Golden’s criticism of arbitration is, per se, nothing new. The problems created by the difficulty of finding and researching arbitral awards, oft their secrecy, and the difficult of establishing true and reliable precedents from the congeries of awards, have been discussed at length, including in this blog. One could quip that the jurisprudence of international courts is often no more predictable than that of arbitral tribunals and that international courts case law is no less balkanized and full of small and big contradictions.
However, international courts and tribunals, the permanent ones of the kind advocated by Golden, have one crucial advantage over international arbitration that is generally ignored and should give us pause. While arbitration is a private exercise in justice, adjudication by way of international courts is a public one. In economics, permanent international courts and their decisions are public goods, global public goods to be precise. They meet the two basic requirements to be classified as public goods: they are non-rivalrous and are non-excludable. This means, respectively, that consumption of the good by one individual does not reduce availability of the good for consumption by others; and that no one can be effectively excluded from using the good. Arbitration is a club good, as it is non-rivalrous but excludable.

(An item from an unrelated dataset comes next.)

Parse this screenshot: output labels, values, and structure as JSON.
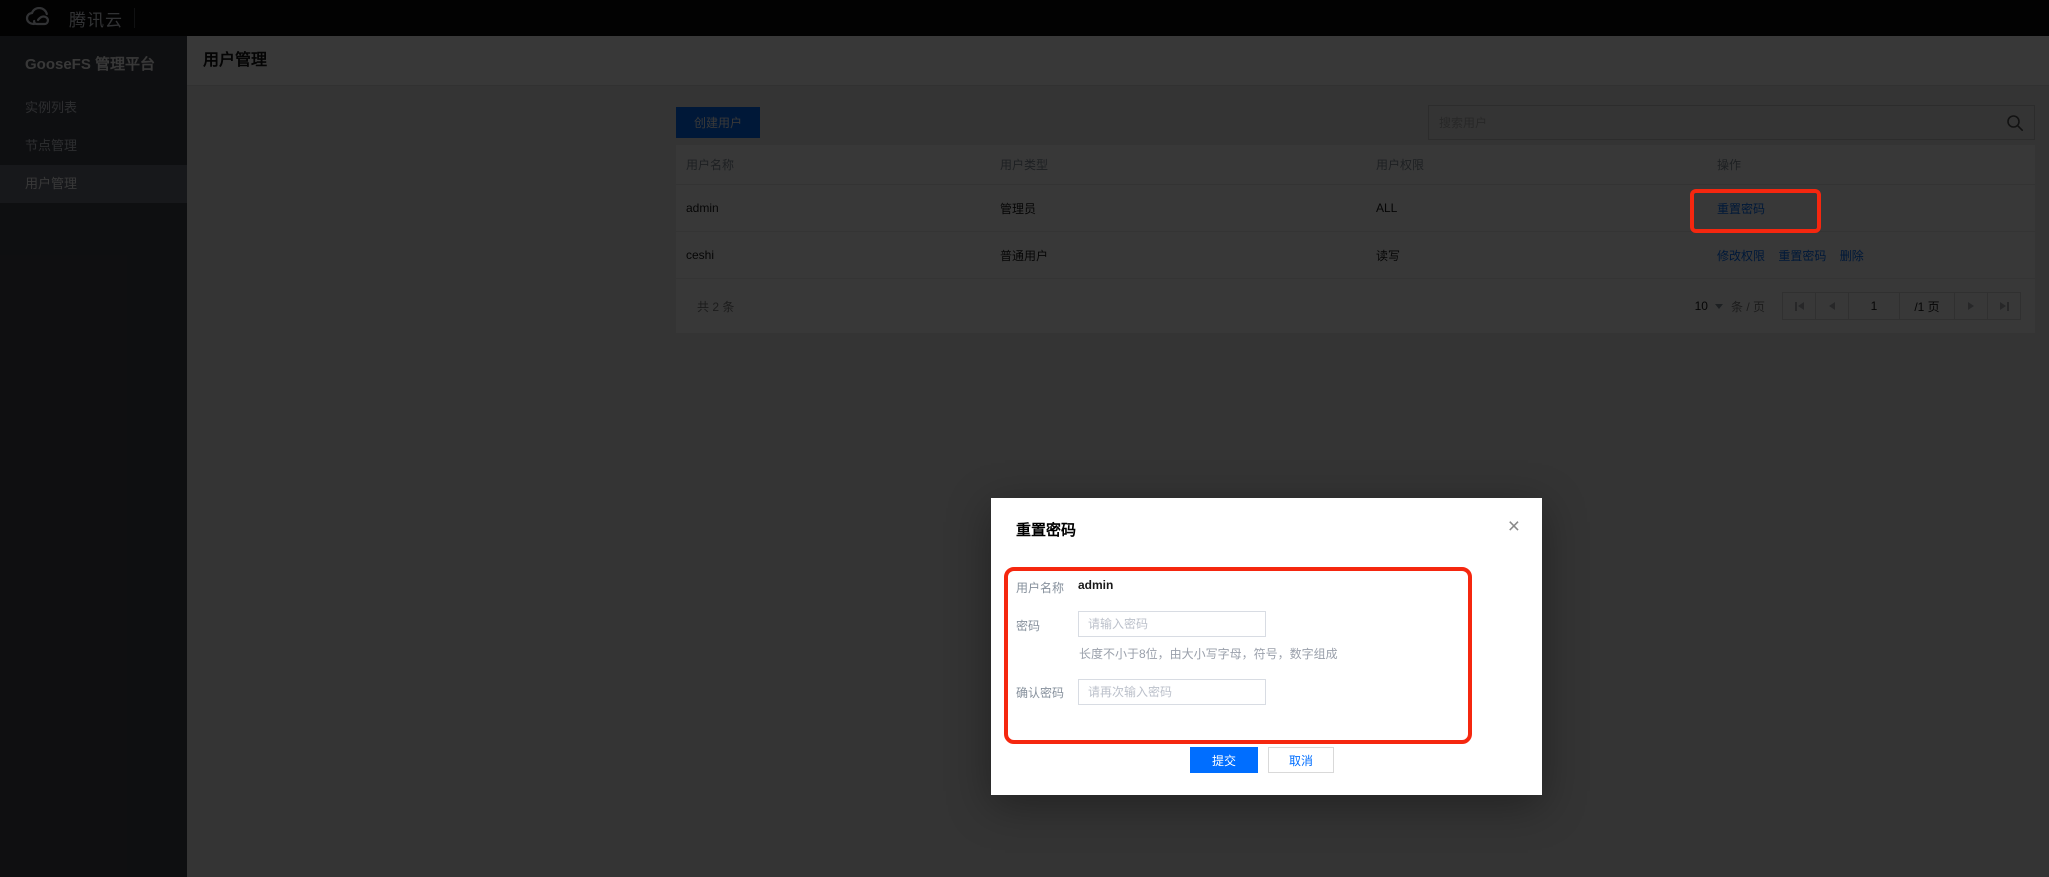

This is not the place to go into the details of what the simple but crucial distinction between public and club goods entails, both in economics, law and politics, but suffice to say here that the key insight that lies at the core of Golden’s op.ed. is that “the market could have a greater interest in the outcome of a case than two private parties who are litigating it.” Since global financial markets are global public goods adjudication of disputes arising out of it should be entrusted to global public goods such as permanent international courts. As Golden concludes “Think about it … World trade benefits from the existence of the WTO tribunal and the dedicated bar that it has nurtured. International financial market law is no less global or systemically relevant than international trade law”. The point is straightforward and of sure public appeal.
Add to this that, while considerable progress has been made in ensuring a satisfactory degree of transparency of the processes of selection and election of international judges, international arbitration is still the domain of a rather closed and often unknown-to-the-public guild. In this respect, permanent international courts enjoy greater legitimacy that ad hoc arbitral panels. They are more suitable to take decisions that in the end affect millions across the globe.
To the extent international courts and arbitral tribunals are considered substitute goods (like tea and coffee) and not complementary goods (like hot dogs and buns), these considerations spell trouble.